Oil prices retreated on Wednesday from 2015 highs hit on Tuesday despite a supply disruption in Libya as production resumed on the Forties pipeline system in the North Sea on which cracks were discovered on December 11. The Forties pipeline is responsible for about 450,000 barrels per day which will be fully restored early in 2018. Approximately 90,000 barrels per day of production was halted in Libya on Tuesday after an explosion on a pipeline feed the Es Sider port.
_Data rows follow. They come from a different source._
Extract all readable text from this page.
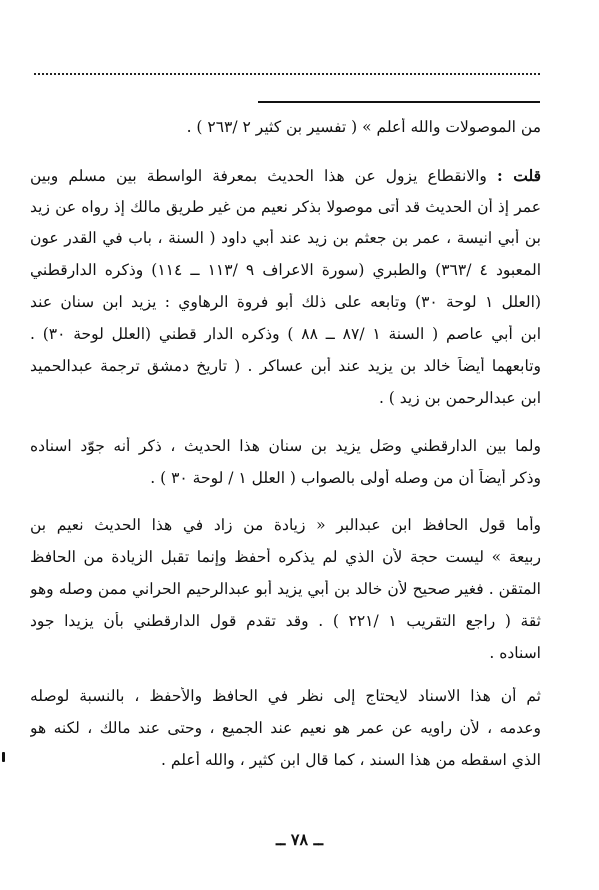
من الموصولات والله أعلم » ( تفسير بن كثير ٢ /٢٦٣ ) .
قلت : والانقطاع يزول عن هذا الحديث بمعرفة الواسطة بين مسلم وبين
عمر إذ أن الحديث قد أتى موصولا بذكر نعيم من غير طريق مالك إذ رواه عن زيد
بن أبي انيسة ، عمر بن جعثم بن زيد عند أبي داود ( السنة ، باب في القدر عون
المعبود ٤ /٣٦٣) والطبري (سورة الاعراف ٩ /١١٣ ــ ١١٤) وذكره الدارقطني
(العلل ١ لوحة ٣٠) وتابعه على ذلك أبو فروة الرهاوي : يزيد ابن سنان عند
ابن أبي عاصم ( السنة ١ /٨٧ ــ ٨٨ ) وذكره الدار قطني (العلل لوحة ٣٠) .
وتابعهما أيضاً خالد بن يزيد عند أبن عساكر . ( تاريخ دمشق ترجمة عبدالحميد
ابن عبدالرحمن بن زيد ) .
ولما بين الدارقطني وصَل يزيد بن سنان هذا الحديث ، ذكر أنه جوّد اسناده
وذكر أيضاً أن من وصله أولى بالصواب ( العلل ١ / لوحة ٣٠ ) .
وأما قول الحافظ ابن عبدالبر « زيادة من زاد في هذا الحديث نعيم بن
ربيعة » ليست حجة لأن الذي لم يذكره أحفظ وإنما تقبل الزيادة من الحافظ
المتقن . فغير صحيح لأن خالد بن أبي يزيد أبو عبدالرحيم الحراني ممن وصله وهو
ثقة ( راجع التقريب ١ /٢٢١ ) . وقد تقدم قول الدارقطني بأن يزيدا جود
اسناده .
ثم أن هذا الاسناد لايحتاج إلى نظر في الحافظ والأحفظ ، بالنسبة لوصله
وعدمه ، لأن راويه عن عمر هو نعيم عند الجميع ، وحتى عند مالك ، لكنه هو
الذي اسقطه من هذا السند ، كما قال ابن كثير ، والله أعلم .
ــ ٧٨ ــ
In response to these events, U.S. WTI was down to $59.69 per barrel as of 3 p.m. HK/SIN on Wednesday, a 0.47 percent decrease. Brent crude futures were down to $66.66 per barrel, a 0.54 percent slide. Oil prices have tightened significantly in recent weeks after OPEC confirmed to continuing its production cuts through the end of 2018. Data from the U.S. Energy Information Administration (EIA) shows that oil markets were in a slight deficit in 2017 after recovering from a difficult oversupply problem in 2015. Further data will be released by the EIA tomorrow.

Saudi Arabia is specifically motivated to keep oil prices high as it prepares for the privatization and IPO of Saudi Aramco, the country’s state-owned oil company, which is expected in late 2018. Analysts, however, question whether 2018 will see oil prices tightening further, or whether they’ll remain in the current range due to increased U.S. drilling.

Currencies linked to commodity prices headed higher on Tuesday’s price rally, with the Canadian dollar trading at $1.2675 after hitting a high of $1.2678, a level not seen since early December. The dollar eased slightly against its major partners in thin year-end trading.